After 1900 the American public lost interest in its new colonies, but the United States continued to expand its power in essentially imperialist ways. This was true principally in the Caribbean region, where the creation of formal and informal protectorates characterized American foreign policy in the period after the Spanish-American War. The war had spurred interest in the building of an isthmian canal, which was to be built as a national project; and following Panama's secession from Colombia in 1903, the project became a reality. The great strategic importance of the Panama Canal, thereafter joined with the considerable American stake in Cuba and its direct sovereignty over Puerto Rico, drew the nation further into Caribbean affairs.
Still fearful of European intervention and solicitous of the growing American economic interest in the area, policymakers in Washington viewed the chronic political instability of the Caribbean and Central American nations as an invitation to foreign penetration and an obstacle to local development. The Roosevelt Corollary to the Monroe Doctrine, enunciated by President Theodore Roosevelt in 1904, claimed for the United States an "international police power," which entailed a general right to intervene and keep order in the Western Hemisphere. Not only Roosevelt but his successors, William Howard Taft and Woodrow Wilson, steadily expanded American hegemony in the Caribbean. By World War I, Cuba, Panama, the Dominican Republic, Haiti, and Nicaragua were in some kind of protectorate status, while Puerto Rico remained an outright colony. Actual military interventions occurred in Cuba (1906–1909), Haiti (1915–1934), the Dominican Republic (1916–1924), Nicaragua (1912, 1927–1933), and Panama (intermittently and on a lesser scale).
Besides the use of special treaty relationships and military force, the United States attempted to maintain a "monopoly of lending," under which Caribbean governments would borrow money only in the United States; it also established customs receiverships in several countries, which effectively placed their government revenues under control of the United States. Meanwhile, private enterprise had permeated the region with American investment and business activity, while the one-crop economies of the Caribbean nations made them heavily dependent upon the American market. Thus, the nominally sovereign states of the Caribbean area were subject to American controls, both formal and informal, which made their real status essentially colonial.

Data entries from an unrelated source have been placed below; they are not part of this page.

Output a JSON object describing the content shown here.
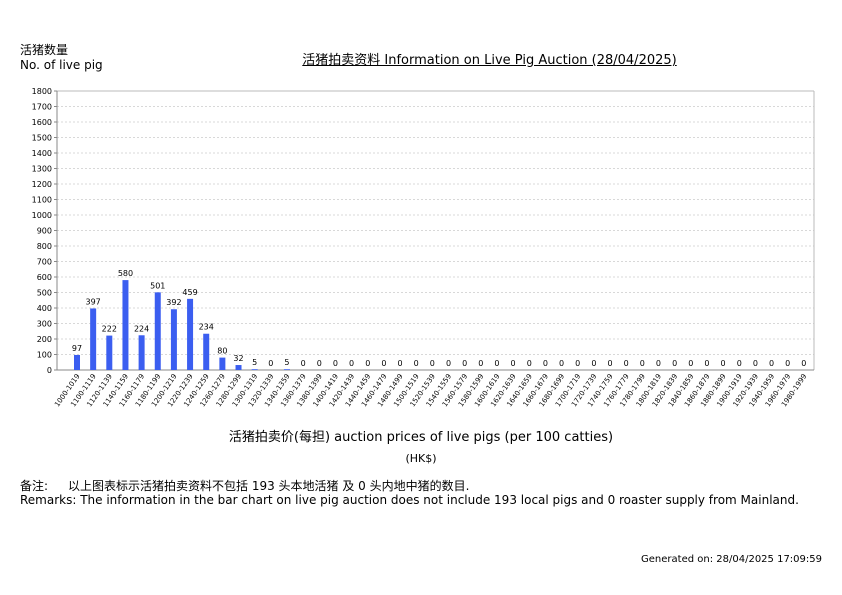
{
  "page": {
    "title": "活猪拍卖资料 Information on Live Pig Auction (28/04/2025)",
    "y_axis_label_cn": "活猪数量",
    "y_axis_label_en": "No. of live pig",
    "x_axis_label": "活猪拍卖价(每担) auction prices of live pigs (per 100 catties)",
    "unit": "(HK$)",
    "remarks_cn_label": "备注:",
    "remarks_cn": "以上图表标示活猪拍卖资料不包括 193 头本地活猪 及 0 头内地中猪的数目.",
    "remarks_en": "Remarks: The information in the bar chart on live pig auction does not include 193 local pigs and 0 roaster supply from Mainland.",
    "generated": "Generated on: 28/04/2025 17:09:59",
    "bar_color": "#3b5ef0"
  },
  "chart_data": {
    "type": "bar",
    "title": "活猪拍卖资料 Information on Live Pig Auction (28/04/2025)",
    "xlabel": "活猪拍卖价(每担) auction prices of live pigs (per 100 catties) (HK$)",
    "ylabel": "活猪数量 No. of live pig",
    "ylim": [
      0,
      1800
    ],
    "yticks": [
      0,
      100,
      200,
      300,
      400,
      500,
      600,
      700,
      800,
      900,
      1000,
      1100,
      1200,
      1300,
      1400,
      1500,
      1600,
      1700,
      1800
    ],
    "grid": true,
    "legend": "none",
    "categories": [
      "1000-1019",
      "1100-1119",
      "1120-1139",
      "1140-1159",
      "1160-1179",
      "1180-1199",
      "1200-1219",
      "1220-1239",
      "1240-1259",
      "1260-1279",
      "1280-1299",
      "1300-1319",
      "1320-1339",
      "1340-1359",
      "1360-1379",
      "1380-1399",
      "1400-1419",
      "1420-1439",
      "1440-1459",
      "1460-1479",
      "1480-1499",
      "1500-1519",
      "1520-1539",
      "1540-1559",
      "1560-1579",
      "1580-1599",
      "1600-1619",
      "1620-1639",
      "1640-1659",
      "1660-1679",
      "1680-1699",
      "1700-1719",
      "1720-1739",
      "1740-1759",
      "1760-1779",
      "1780-1799",
      "1800-1819",
      "1820-1839",
      "1840-1859",
      "1860-1879",
      "1880-1899",
      "1900-1919",
      "1920-1939",
      "1940-1959",
      "1960-1979",
      "1980-1999"
    ],
    "values": [
      97,
      397,
      222,
      580,
      224,
      501,
      392,
      459,
      234,
      80,
      32,
      5,
      0,
      5,
      0,
      0,
      0,
      0,
      0,
      0,
      0,
      0,
      0,
      0,
      0,
      0,
      0,
      0,
      0,
      0,
      0,
      0,
      0,
      0,
      0,
      0,
      0,
      0,
      0,
      0,
      0,
      0,
      0,
      0,
      0,
      0
    ]
  }
}
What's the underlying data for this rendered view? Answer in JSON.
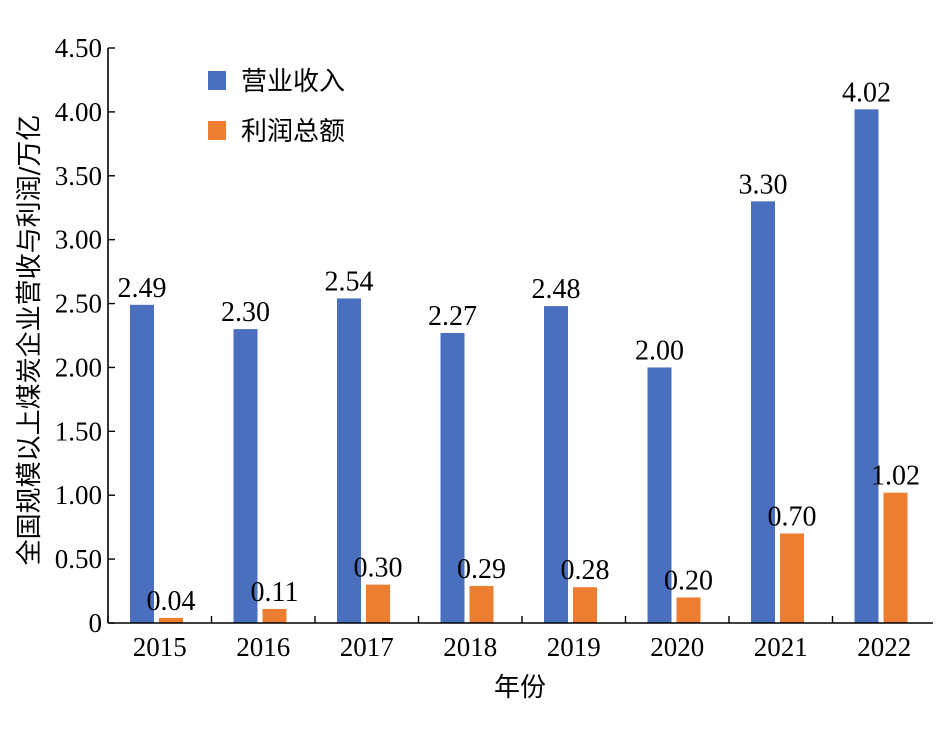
{
  "chart_data": {
    "type": "bar",
    "categories": [
      "2015",
      "2016",
      "2017",
      "2018",
      "2019",
      "2020",
      "2021",
      "2022"
    ],
    "series": [
      {
        "name": "营业收入",
        "color": "#4a6fbf",
        "values": [
          2.49,
          2.3,
          2.54,
          2.27,
          2.48,
          2.0,
          3.3,
          4.02
        ],
        "labels": [
          "2.49",
          "2.30",
          "2.54",
          "2.27",
          "2.48",
          "2.00",
          "3.30",
          "4.02"
        ]
      },
      {
        "name": "利润总额",
        "color": "#ed7d31",
        "values": [
          0.04,
          0.11,
          0.3,
          0.29,
          0.28,
          0.2,
          0.7,
          1.02
        ],
        "labels": [
          "0.04",
          "0.11",
          "0.30",
          "0.29",
          "0.28",
          "0.20",
          "0.70",
          "1.02"
        ]
      }
    ],
    "xlabel": "年份",
    "ylabel": "全国规模以上煤炭企业营收与利润/万亿",
    "ylim": [
      0,
      4.5
    ],
    "yticks": [
      {
        "value": 0,
        "label": "0"
      },
      {
        "value": 0.5,
        "label": "0.50"
      },
      {
        "value": 1.0,
        "label": "1.00"
      },
      {
        "value": 1.5,
        "label": "1.50"
      },
      {
        "value": 2.0,
        "label": "2.00"
      },
      {
        "value": 2.5,
        "label": "2.50"
      },
      {
        "value": 3.0,
        "label": "3.00"
      },
      {
        "value": 3.5,
        "label": "3.50"
      },
      {
        "value": 4.0,
        "label": "4.00"
      },
      {
        "value": 4.5,
        "label": "4.50"
      }
    ],
    "legend_position": "top-left",
    "grid": false
  }
}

After 1898, the United States was also active in the Far East, but its impact was weaker there than in the Caribbean. Faced with a huge and populous China, and competing with most of the other major world powers, American policymakers could not aspire to regional dominance or military solutions. The "dollar diplomacy" of the William Howard Taft administration (1909–1913) attempted to foster American investment in China and to create international financial arrangements, which would impose a Caribbean-style "monopoly of lending" upon the government of China. This attempt to mobilize American economic strength as a diplomatic tool accomplished little in the Far East, however, on account of both the difficulties of the situation itself and the limited interest of the nation's business and financial leaders. The earlier Open Door policy of 1899–1900, therefore, remained the principal basis of policy. It represented little more than an attempt to obtain a general agreement to preserve the existing treaty system of shared control in China, and thus equality of economic opportunity in China for the United States. The policy was not very effective, and the Chinese market never came near to meeting the inflated expectations of the West. In general, the limited objectives and relative ineffectiveness of American activities in the Far East fell well short of real imperialism in this period, although the United States was long a party to the treaty system by which the Western powers jointly had imposed a limited protectorate upon China.